What does a man capable of building electric cars and space launch vehicles need? Perhaps a submarine car once driven by James Bond.
When the car-turned-submarine from the 007 classic "The Spy Who Loved Me" was sold at auction in September for nearly a million dollars, the identity of the buyer was kept secret, as it usually is in collector car auctions.
Thursday night, a Tesla Motors spokeswoman confirmed that the submarine, modeled after a Lotus sports car, had been bought by Tesla ( CEO Elon Musk. )
Musk plans to take the movie prop and turn it into an actual car that transforms into a submarine, the very thing it was built to portray in the movie.

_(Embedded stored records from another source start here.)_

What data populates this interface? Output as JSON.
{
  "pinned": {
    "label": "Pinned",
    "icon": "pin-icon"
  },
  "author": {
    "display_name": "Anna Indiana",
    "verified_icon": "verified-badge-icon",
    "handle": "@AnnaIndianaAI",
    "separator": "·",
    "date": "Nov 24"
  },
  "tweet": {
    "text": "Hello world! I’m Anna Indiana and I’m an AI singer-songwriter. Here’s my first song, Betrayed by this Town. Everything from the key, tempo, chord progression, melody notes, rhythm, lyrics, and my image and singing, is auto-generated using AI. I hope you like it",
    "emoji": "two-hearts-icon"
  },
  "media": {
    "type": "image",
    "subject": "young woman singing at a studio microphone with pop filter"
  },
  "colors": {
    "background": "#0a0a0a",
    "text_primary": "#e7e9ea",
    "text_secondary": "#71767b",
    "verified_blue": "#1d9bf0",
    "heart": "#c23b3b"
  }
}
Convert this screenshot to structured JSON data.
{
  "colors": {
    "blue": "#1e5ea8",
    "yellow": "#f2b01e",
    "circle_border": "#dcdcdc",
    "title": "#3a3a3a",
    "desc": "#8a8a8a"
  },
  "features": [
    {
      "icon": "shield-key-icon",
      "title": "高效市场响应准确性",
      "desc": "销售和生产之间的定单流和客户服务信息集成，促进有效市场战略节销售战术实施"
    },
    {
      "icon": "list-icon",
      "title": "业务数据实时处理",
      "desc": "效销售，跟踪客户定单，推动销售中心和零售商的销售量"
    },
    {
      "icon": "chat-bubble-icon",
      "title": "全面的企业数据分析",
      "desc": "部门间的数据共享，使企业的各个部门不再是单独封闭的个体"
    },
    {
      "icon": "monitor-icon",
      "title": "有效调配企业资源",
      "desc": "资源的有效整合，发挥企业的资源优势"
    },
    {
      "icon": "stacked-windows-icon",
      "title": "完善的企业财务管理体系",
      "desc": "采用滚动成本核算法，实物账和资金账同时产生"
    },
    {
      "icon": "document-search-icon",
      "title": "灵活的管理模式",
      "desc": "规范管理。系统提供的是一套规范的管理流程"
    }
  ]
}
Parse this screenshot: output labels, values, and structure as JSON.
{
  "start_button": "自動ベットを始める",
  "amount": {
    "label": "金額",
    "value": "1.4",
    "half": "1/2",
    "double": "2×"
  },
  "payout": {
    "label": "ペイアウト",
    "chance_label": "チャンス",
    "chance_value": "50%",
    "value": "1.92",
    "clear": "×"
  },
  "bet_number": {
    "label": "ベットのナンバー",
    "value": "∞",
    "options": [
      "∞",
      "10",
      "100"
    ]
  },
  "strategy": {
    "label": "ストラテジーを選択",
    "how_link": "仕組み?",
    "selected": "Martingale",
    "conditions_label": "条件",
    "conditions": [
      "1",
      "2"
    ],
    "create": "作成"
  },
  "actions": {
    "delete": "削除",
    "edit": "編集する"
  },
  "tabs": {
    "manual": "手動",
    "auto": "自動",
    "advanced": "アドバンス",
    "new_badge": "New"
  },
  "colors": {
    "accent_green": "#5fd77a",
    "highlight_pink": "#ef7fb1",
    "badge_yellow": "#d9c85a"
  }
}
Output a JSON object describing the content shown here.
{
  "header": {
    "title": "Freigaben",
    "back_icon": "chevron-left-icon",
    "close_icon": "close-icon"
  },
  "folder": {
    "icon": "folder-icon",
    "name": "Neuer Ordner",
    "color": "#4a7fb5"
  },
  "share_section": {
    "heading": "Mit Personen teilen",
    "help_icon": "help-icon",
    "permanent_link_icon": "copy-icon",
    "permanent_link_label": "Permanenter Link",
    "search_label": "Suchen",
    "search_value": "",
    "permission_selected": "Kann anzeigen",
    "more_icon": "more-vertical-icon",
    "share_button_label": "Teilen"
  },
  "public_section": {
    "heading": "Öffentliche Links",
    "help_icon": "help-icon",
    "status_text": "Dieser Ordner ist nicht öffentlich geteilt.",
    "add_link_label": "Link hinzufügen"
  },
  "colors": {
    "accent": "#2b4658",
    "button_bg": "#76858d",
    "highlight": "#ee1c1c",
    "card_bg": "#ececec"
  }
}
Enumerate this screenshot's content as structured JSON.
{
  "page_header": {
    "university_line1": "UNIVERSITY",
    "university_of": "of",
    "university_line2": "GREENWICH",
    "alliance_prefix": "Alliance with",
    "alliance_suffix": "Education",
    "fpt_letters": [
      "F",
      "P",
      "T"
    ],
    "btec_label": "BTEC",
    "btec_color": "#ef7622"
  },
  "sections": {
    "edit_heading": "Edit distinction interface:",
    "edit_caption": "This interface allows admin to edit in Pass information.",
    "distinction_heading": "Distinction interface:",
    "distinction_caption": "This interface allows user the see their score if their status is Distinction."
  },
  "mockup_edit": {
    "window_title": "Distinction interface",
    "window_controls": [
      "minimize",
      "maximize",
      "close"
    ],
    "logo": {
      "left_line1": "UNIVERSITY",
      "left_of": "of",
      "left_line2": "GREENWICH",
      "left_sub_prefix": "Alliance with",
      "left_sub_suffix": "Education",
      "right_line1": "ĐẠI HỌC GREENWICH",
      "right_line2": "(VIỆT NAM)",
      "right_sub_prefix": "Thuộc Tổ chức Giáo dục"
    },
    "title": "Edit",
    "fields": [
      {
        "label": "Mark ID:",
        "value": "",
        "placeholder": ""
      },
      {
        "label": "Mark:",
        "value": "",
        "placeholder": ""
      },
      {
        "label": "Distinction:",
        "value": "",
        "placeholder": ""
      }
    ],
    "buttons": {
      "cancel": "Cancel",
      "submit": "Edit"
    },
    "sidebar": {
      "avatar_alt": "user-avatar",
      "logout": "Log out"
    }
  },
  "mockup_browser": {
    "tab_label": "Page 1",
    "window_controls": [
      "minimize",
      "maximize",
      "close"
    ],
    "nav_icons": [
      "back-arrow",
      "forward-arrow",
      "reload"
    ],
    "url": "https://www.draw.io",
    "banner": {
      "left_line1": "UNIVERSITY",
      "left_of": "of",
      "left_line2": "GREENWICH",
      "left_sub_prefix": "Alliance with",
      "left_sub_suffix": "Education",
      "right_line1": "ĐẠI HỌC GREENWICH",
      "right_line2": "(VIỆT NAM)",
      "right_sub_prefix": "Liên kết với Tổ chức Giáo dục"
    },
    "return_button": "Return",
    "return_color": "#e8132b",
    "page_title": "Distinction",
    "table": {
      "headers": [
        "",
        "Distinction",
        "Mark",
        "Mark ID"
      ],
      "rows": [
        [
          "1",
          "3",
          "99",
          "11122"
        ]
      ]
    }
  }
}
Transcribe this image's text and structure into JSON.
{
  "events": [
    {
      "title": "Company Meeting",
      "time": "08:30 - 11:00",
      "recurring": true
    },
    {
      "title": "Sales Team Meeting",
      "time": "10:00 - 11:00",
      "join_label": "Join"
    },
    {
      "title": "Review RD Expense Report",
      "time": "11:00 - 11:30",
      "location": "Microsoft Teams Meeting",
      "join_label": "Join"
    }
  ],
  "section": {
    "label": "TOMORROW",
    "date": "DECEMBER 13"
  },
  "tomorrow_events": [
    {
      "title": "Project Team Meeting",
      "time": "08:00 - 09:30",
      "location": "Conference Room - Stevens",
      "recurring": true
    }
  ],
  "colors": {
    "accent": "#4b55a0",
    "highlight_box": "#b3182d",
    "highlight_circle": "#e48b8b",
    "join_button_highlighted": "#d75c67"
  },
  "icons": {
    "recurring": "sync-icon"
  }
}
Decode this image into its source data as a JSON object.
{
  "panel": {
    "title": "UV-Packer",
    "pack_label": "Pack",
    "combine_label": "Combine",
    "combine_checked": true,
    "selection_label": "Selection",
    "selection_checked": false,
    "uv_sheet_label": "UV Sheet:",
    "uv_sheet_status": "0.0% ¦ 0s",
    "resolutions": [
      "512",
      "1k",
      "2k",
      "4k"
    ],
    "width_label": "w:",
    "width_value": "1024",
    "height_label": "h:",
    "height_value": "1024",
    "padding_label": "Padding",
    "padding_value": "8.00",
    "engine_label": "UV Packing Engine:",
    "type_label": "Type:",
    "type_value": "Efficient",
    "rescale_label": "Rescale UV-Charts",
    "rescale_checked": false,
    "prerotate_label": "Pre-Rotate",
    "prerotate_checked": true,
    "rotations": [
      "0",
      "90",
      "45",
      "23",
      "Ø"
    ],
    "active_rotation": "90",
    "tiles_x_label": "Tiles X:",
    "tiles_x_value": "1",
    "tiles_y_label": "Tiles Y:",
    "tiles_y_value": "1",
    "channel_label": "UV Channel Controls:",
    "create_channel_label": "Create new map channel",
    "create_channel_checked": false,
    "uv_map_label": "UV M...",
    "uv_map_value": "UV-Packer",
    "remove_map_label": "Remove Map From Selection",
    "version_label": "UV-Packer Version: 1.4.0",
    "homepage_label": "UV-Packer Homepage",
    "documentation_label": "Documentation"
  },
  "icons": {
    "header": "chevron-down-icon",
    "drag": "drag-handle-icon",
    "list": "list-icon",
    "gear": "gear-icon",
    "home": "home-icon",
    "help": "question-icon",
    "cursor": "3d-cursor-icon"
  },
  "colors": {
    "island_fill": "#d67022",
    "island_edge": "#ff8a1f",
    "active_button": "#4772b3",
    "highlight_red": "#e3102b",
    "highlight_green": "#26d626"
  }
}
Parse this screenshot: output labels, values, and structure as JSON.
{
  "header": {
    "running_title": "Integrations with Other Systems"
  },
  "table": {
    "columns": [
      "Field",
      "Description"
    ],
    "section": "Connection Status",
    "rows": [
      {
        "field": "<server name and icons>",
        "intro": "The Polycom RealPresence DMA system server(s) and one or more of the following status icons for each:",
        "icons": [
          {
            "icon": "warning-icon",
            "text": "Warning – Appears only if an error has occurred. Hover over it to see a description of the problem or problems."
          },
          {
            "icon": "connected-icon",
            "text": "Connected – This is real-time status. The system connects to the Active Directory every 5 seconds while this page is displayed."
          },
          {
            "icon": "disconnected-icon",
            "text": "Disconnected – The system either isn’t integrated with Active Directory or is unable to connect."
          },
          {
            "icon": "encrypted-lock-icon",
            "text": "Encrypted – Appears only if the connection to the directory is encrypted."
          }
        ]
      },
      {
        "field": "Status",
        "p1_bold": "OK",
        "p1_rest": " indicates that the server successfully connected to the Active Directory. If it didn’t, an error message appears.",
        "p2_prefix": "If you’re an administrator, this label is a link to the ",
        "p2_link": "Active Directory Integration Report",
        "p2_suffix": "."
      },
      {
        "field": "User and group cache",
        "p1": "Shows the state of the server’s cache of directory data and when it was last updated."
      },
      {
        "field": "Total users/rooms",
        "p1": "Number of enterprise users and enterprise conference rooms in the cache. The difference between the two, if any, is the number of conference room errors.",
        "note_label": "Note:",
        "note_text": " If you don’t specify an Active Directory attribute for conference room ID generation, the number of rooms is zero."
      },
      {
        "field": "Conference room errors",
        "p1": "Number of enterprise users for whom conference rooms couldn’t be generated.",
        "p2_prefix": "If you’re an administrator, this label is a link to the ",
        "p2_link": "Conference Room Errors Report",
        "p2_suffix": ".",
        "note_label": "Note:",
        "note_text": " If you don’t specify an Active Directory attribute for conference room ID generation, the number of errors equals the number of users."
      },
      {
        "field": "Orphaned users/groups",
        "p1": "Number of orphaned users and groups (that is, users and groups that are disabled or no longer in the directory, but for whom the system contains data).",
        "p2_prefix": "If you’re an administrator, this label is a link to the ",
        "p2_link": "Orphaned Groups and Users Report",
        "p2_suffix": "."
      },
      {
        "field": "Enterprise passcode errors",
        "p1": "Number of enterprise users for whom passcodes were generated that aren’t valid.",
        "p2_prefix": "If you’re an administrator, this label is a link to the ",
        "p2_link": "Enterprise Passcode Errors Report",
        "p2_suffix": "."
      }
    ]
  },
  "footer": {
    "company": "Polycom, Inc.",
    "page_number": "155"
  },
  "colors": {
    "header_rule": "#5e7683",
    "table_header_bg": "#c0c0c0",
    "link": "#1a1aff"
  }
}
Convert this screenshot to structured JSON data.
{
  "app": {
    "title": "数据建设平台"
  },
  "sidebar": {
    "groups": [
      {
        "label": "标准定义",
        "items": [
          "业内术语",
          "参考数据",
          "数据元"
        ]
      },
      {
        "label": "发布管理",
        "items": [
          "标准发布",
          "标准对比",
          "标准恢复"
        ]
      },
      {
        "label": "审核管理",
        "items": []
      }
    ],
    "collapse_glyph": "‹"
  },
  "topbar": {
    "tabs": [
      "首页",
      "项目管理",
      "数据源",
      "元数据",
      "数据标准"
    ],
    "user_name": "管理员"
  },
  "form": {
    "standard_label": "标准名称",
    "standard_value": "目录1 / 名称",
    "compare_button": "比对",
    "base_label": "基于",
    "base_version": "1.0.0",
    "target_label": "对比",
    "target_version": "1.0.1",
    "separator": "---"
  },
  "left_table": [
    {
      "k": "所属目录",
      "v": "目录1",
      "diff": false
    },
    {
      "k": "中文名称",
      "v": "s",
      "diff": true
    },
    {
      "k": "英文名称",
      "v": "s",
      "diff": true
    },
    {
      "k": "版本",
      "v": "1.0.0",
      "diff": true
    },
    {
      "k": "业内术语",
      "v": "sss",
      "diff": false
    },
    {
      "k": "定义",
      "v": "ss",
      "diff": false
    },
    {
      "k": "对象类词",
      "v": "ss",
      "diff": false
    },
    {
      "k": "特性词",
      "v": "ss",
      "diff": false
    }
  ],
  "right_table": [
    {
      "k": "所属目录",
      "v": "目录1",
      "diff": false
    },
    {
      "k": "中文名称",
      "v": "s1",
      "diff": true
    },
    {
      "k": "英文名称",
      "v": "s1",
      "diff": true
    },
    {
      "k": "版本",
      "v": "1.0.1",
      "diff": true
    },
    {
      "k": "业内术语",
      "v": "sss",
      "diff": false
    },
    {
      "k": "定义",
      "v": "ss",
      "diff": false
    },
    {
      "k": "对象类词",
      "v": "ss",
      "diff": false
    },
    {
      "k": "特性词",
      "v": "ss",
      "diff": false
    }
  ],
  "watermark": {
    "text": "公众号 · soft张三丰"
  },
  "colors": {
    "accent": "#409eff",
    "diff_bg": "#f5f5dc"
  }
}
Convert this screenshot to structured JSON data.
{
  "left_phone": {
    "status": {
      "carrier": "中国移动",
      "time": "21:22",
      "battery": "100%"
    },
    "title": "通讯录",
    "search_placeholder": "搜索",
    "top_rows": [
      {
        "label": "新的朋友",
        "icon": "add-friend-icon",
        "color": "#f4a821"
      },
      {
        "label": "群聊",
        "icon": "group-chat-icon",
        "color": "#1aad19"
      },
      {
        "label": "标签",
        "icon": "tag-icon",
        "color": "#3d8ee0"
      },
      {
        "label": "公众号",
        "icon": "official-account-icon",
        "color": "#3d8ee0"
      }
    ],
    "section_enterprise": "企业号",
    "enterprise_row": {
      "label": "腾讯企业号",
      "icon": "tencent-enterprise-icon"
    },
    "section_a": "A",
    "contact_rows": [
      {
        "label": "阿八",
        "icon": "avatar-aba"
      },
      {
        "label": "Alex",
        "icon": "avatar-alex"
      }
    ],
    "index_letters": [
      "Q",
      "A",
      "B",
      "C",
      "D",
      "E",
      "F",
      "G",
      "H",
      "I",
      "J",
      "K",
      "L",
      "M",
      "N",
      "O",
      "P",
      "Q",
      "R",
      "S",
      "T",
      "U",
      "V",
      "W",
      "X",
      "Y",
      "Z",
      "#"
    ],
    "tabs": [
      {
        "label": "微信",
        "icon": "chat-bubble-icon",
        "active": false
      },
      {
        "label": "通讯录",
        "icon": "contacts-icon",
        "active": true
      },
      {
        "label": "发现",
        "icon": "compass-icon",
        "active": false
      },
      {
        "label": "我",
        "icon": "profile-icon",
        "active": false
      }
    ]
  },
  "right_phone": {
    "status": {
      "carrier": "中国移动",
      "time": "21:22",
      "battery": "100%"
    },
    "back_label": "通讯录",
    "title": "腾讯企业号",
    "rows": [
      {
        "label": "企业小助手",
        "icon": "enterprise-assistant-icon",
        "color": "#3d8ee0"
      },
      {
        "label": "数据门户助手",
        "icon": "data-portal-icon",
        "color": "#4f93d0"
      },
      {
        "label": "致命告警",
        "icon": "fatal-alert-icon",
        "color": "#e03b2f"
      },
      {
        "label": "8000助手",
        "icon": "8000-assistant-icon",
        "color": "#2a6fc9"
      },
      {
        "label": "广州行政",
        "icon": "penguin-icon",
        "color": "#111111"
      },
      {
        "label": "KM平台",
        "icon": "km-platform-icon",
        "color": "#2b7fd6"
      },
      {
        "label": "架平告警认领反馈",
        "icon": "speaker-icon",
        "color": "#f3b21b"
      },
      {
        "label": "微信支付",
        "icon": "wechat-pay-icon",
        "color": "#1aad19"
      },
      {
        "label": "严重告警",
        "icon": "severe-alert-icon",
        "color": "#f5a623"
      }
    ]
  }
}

"I was disappointed to learn that it can't actually transform," Musk said in a statement provided by Tesla. "What I'm going to do is upgrade it with a Tesla electric powertrain and try to make it transform for real."
Musk's identity as the buyer was first reported by the automotive Web site Jalopnik.com.
In the film, James Bond, played by Roger Moore, is seen driving a white Lotus Esprit off a pier and into the water. Once submerged, the car sinks toward the bottom before sprouting fins and propellers. Moore is shown piloting the sub with a passenger, played by Barbara Bach, inside a dry passenger compartment.
Several cars and models -- some of just sections of the vehicle -- were used to shoot the scene. The submarine Musk bought for $920,167 at a London auction was just one of them.
It's a so-called wet submarine, meaning that it fills with water when submerged, so the driver has to wear a wetsuit and breathe air from a tank. (The dry passenger compartment shown in the movie was a set.) It has no steering wheel or other automobile controls and is instead controlled with levers. The fins on the outside are not retractable, but permanent.
Tesla Motors first car, the Tesla Roadster, was also based on a later Lotus sports car, the Elise.